There is almost universal agreement among leading experts at top medical institutions –Johns Hopkins, Harvard Medical School, the National Institutes of Health, Scripps and others –that our day-to-day exposure to environmental toxins — through the air we breathe and the chemicals we absorb through our skin — is a major trigger of autoimmune disease.
However, because most toxins are found in trace amounts, it has been difficult to gauge what effect they might be having on our health. Yet both lab animal and occupational studies of human beings provide us with disturbing insights into how even low exposures to chemicals can cause our immune systems to go haywire. For example, mice exposed to common pesticides – at levels four-fold lower than the level set as acceptable for humans by the EPA – are more susceptible to getting lupus than control mice. Mice that absorb low doses of trichloroethylene (TCE) – a chemical used in industrial degreasers, and that can be found in your dry-cleaning, household paint thinners, paint strippers, glues and adhesives – at levels deemed safe by the EPA, and equal to what a factory worker today might encounter, quickly develop autoimmune hepatitis. And low doses of PFOA, a breakdown chemical of Teflon – which can be found in nonstick cookware, car parts, flooring, computer chips, phone cables, Stainmaster carpet guard, upholstery, new clothing (particularly kids’ clothing), grease-resistant French fry boxes, the disposable cup of soup that you warm up in the microwave, and disposable coffee cups like the ones you get at your local coffee shop) — can be found in 96 percent of humans tested for it. In recent studies, immunotoxicologists have been unable to find a dose that didn’t alter the function of immune cells at each major step that the immune system takes in trying to protect us against foreign invaders.
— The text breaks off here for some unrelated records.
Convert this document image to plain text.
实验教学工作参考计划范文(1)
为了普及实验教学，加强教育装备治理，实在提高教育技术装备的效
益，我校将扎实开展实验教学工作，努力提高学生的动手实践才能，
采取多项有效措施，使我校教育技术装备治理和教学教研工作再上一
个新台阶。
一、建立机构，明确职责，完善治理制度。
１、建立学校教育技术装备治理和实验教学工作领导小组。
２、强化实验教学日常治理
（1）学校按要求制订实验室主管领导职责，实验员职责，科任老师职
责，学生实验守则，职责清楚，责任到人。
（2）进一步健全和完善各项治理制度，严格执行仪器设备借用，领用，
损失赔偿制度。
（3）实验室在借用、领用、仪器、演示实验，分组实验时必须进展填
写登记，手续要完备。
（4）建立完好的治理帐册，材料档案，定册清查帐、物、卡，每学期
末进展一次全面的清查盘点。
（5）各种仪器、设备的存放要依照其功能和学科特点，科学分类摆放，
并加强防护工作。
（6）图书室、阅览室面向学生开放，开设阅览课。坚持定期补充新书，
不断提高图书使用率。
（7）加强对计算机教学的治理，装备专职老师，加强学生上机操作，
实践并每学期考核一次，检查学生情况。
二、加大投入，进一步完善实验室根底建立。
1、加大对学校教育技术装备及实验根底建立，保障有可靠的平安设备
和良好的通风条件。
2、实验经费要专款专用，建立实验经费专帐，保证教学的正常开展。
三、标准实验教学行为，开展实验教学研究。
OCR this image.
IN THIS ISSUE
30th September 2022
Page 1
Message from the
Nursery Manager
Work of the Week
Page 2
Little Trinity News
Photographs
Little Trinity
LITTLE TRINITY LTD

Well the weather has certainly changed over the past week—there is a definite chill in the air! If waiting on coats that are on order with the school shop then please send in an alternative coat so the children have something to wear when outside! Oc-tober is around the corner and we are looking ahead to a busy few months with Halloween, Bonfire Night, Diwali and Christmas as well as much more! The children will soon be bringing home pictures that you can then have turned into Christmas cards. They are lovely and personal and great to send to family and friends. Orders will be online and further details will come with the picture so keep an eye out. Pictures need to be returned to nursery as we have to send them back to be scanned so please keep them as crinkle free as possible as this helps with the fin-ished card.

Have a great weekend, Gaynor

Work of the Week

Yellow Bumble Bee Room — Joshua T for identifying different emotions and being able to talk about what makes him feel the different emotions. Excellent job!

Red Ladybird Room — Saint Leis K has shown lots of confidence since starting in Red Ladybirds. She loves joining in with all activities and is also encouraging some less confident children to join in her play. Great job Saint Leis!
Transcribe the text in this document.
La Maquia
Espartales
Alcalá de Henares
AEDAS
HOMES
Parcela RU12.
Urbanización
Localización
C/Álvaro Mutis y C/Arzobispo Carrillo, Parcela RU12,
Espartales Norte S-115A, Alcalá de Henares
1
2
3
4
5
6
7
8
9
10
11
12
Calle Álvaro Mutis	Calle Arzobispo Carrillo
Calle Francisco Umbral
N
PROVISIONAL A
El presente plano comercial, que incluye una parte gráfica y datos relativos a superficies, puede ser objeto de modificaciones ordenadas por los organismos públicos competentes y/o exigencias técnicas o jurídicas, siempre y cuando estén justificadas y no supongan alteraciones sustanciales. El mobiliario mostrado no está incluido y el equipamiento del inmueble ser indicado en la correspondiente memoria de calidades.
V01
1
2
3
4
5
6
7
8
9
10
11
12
Even tiny doses of BPA, a plastics building block used in everything from safety helmets, dental sealants, baby bottles, and eyeglass lenses to every-day processed food packaging, has been shown to change basic cellular function at levels currently present in blood samples taken from people as well as animals.
Proving an absolute link between chemicals and autoimmune disorders in humans is hardly easy. Researchers can expose rodents to low doses of chemicals and look for signs of autoimmune disease roughly six weeks to three months later. But in humans, a comparable time span between exposure and disease might be forty years. Indeed, lab work in longitudinal studies of people shows us that autoimmune diseases are often long, slow-brewing conditions that can quietly smolder in the body for a decade or more before actual symptoms of disease appear. Moreover, it may be that a combination of exposures rather than any acute single dose at a single time increases one’s risk of autoimmunity, conditions that are hard to replicate in animal studies.
I suspect that on some level we don’t want to face what all this research is telling us. We don’t want proof, because even if we agree that the soup of chemicals we’re all carrying around within us is harmful, what do we do about it? Talking about the autoimmune epidemic is a bit like talking about global warming before the movie An Inconvenient Truth was released. For the longest time, we couldn’t see, or didn’t want to see, that the smallest rise in temperature would melt the polar ice caps. Likewise, we don’t want to know that the ways we’re polluting our environment are also harming our bodies and causing our immune cells to go haywire. In the international medical world, the scientists who study autoimmune disease now call this epidemic “the global warming of women’s health.” Yet the reality that the environment plays a major role in triggering these diseases hasn’t yet trickled down to the rest of the population.